(Updates prices, market activity)
HOUSTON, Oct 18 (Reuters) - Oil prices pared losses on Thursday as U.S. stocks bounced off session lows and a report showed a smaller-than-expected build in crude inventory levels at the U.S. oil storage hub Cushing.
In early trading, global benchmark Brent crude fell below $79 per barrel, or as much as 1.7 percent the day after a U.S. Energy Department report showed the fourth weekly increase in U.S. crude stocks.
Oil prices reversed course as U.S. equities came off session lows. Also traders said a report by market intelligence firm Genscape showed that Cushing levels rose less than 1 million barrels from Friday through Tuesday.
Oil prices remain under pressure from rising geopolitical tensions and as investors brace for lower Iranian crude exports after the U.S. re-imposes sanctions.

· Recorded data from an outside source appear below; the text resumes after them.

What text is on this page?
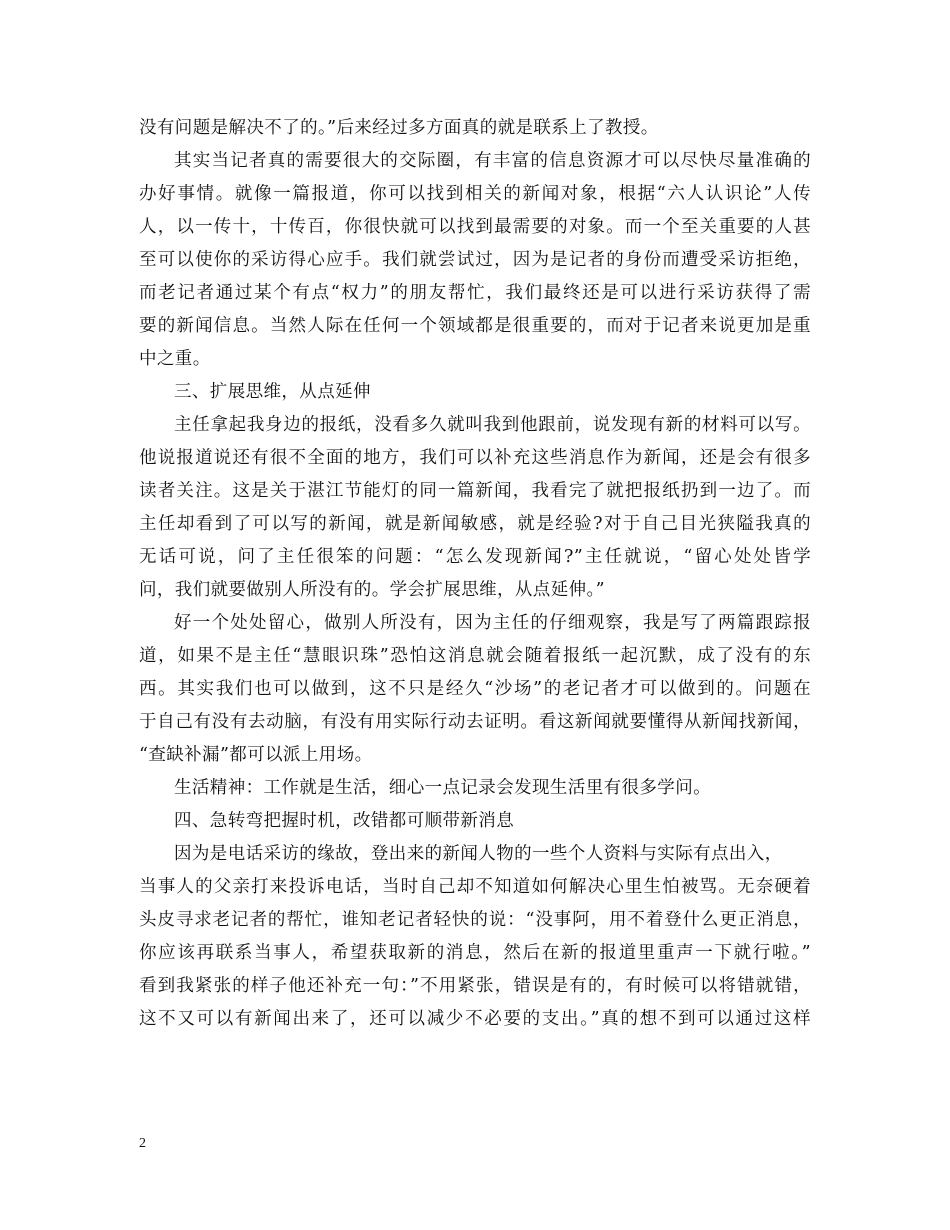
没有问题是解决不了的。”后来经过多方面真的就是联系上了教授。
其实当记者真的需要很大的交际圈，有丰富的信息资源才可以尽快尽量准确的
办好事情。就像一篇报道，你可以找到相关的新闻对象，根据“六人认识论”人传
人，以一传十，十传百，你很快就可以找到最需要的对象。而一个至关重要的人甚
至可以使你的采访得心应手。我们就尝试过，因为是记者的身份而遭受采访拒绝，
而老记者通过某个有点“权力”的朋友帮忙，我们最终还是可以进行采访获得了需
要的新闻信息。当然人际在任何一个领域都是很重要的，而对于记者来说更加是重
中之重。
三、扩展思维，从点延伸
主任拿起我身边的报纸，没看多久就叫我到他跟前，说发现有新的材料可以写。
他说报道说还有很不全面的地方，我们可以补充这些消息作为新闻，还是会有很多
读者关注。这是关于湛江节能灯的同一篇新闻，我看完了就把报纸扔到一边了。而
主任却看到了可以写的新闻，就是新闻敏感，就是经验?对于自己目光狭隘我真的
无话可说，问了主任很笨的问题：“怎么发现新闻?”主任就说，“留心处处皆学
问，我们就要做别人所没有的。学会扩展思维，从点延伸。”
好一个处处留心，做别人所没有，因为主任的仔细观察，我是写了两篇跟踪报
道，如果不是主任“慧眼识珠”恐怕这消息就会随着报纸一起沉默，成了没有的东
西。其实我们也可以做到，这不只是经久“沙场”的老记者才可以做到的。问题在
于自己有没有去动脑，有没有用实际行动去证明。看这新闻就要懂得从新闻找新闻，
“查缺补漏”都可以派上用场。
生活精神：工作就是生活，细心一点记录会发现生活里有很多学问。
四、急转弯把握时机，改错都可顺带新消息
因为是电话采访的缘故，登出来的新闻人物的一些个人资料与实际有点出入，
当事人的父亲打来投诉电话，当时自己却不知道如何解决心里生怕被骂。无奈硬着
头皮寻求老记者的帮忙，谁知老记者轻快的说：“没事阿，用不着登什么更正消息，
你应该再联系当事人，希望获取新的消息，然后在新的报道里重声一下就行啦。”
看到我紧张的样子他还补充一句：”不用紧张，错误是有的，有时候可以将错就错，
这不又可以有新闻出来了，还可以减少不必要的支出。”真的想不到可以通过这样
2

"It's a snap back," said Tariq Zarih, managing member at Tyche Capital Advisors in New York. "But we see further selling into the equity markets. You're in a risk-off posture and the (U.S. crude inventory) numbers were bearish yesterday."

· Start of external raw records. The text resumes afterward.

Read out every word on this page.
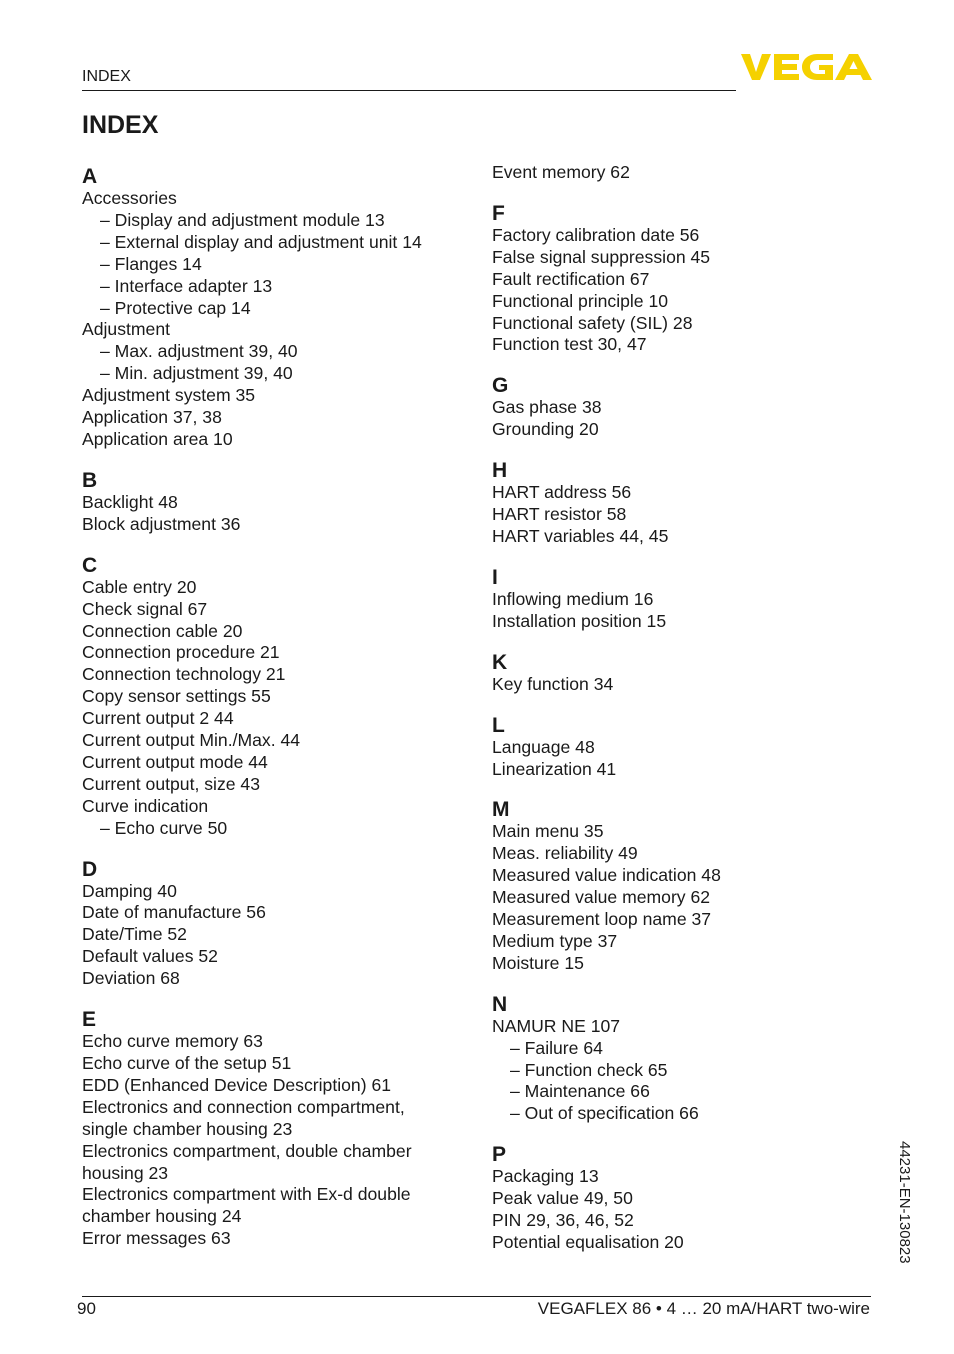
INDEX
INDEX
A
Accessories
– Display and adjustment module 13
– External display and adjustment unit 14
– Flanges 14
– Interface adapter 13
– Protective cap 14
Adjustment
– Max. adjustment 39, 40
– Min. adjustment 39, 40
Adjustment system 35
Application 37, 38
Application area 10
B
Backlight 48
Block adjustment 36
C
Cable entry 20
Check signal 67
Connection cable 20
Connection procedure 21
Connection technology 21
Copy sensor settings 55
Current output 2 44
Current output Min./Max. 44
Current output mode 44
Current output, size 43
Curve indication
– Echo curve 50
D
Damping 40
Date of manufacture 56
Date/Time 52
Default values 52
Deviation 68
E
Echo curve memory 63
Echo curve of the setup 51
EDD (Enhanced Device Description) 61
Electronics and connection compartment,
single chamber housing 23
Electronics compartment, double chamber
housing 23
Electronics compartment with Ex-d double
chamber housing 24
Error messages 63
Event memory 62
F
Factory calibration date 56
False signal suppression 45
Fault rectification 67
Functional principle 10
Functional safety (SIL) 28
Function test 30, 47
G
Gas phase 38
Grounding 20
H
HART address 56
HART resistor 58
HART variables 44, 45
I
Inflowing medium 16
Installation position 15
K
Key function 34
L
Language 48
Linearization 41
M
Main menu 35
Meas. reliability 49
Measured value indication 48
Measured value memory 62
Measurement loop name 37
Medium type 37
Moisture 15
N
NAMUR NE 107
– Failure 64
– Function check 65
– Maintenance 66
– Out of specification 66
P
Packaging 13
Peak value 49, 50
PIN 29, 36, 46, 52
Potential equalisation 20	44231-EN-130823
90	VEGAFLEX 86 • 4 … 20 mA/HART two-wire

Brent crude was down 29 cents at $79.76 a barrel at 11:24 EDT (1524 GMT). It has dropped almost $7 since Oct. 3 when it reached $86.74, the highest since late 2014. U.S. crude was down 20 cents at $69.55.
U.S. crude inventories rose 6.5 million barrels last week, the Energy Information Administration said on Wednesday, the fourth straight weekly increase and almost three times what analysts had forecast.
"Oil has been under pressure as crude oil inventories since the beginning of September have risen by 20 million barrels as a result of the refinery maintenance season," said Andrew Lipow, an oil market analyst at Lipow Oil Associates in Houston.
This month, the International Monetary Fund downgraded its forecast for 2018 global economic growth, which has weighed on oil prices. But Lipow said tension between Saudi Arabia and the United States after the disappearance of Saudi journalist Jamal Khashoggi has supported prices, which already were rising on concern about a decline in Iranian exports due to U.S. sanctions.
U.S. lawmakers pointed at the Saudi leadership over the disappearance and suggested sanctions could be possible. Saudi Arabia has denied that it had any role in Khashoggi's disappearance.
President Donald Trump on Wednesday gave Saudi Arabia the benefit of the doubt in the journalist's disappearance, suggesting the White House may not take additional action against Saudi Arabia.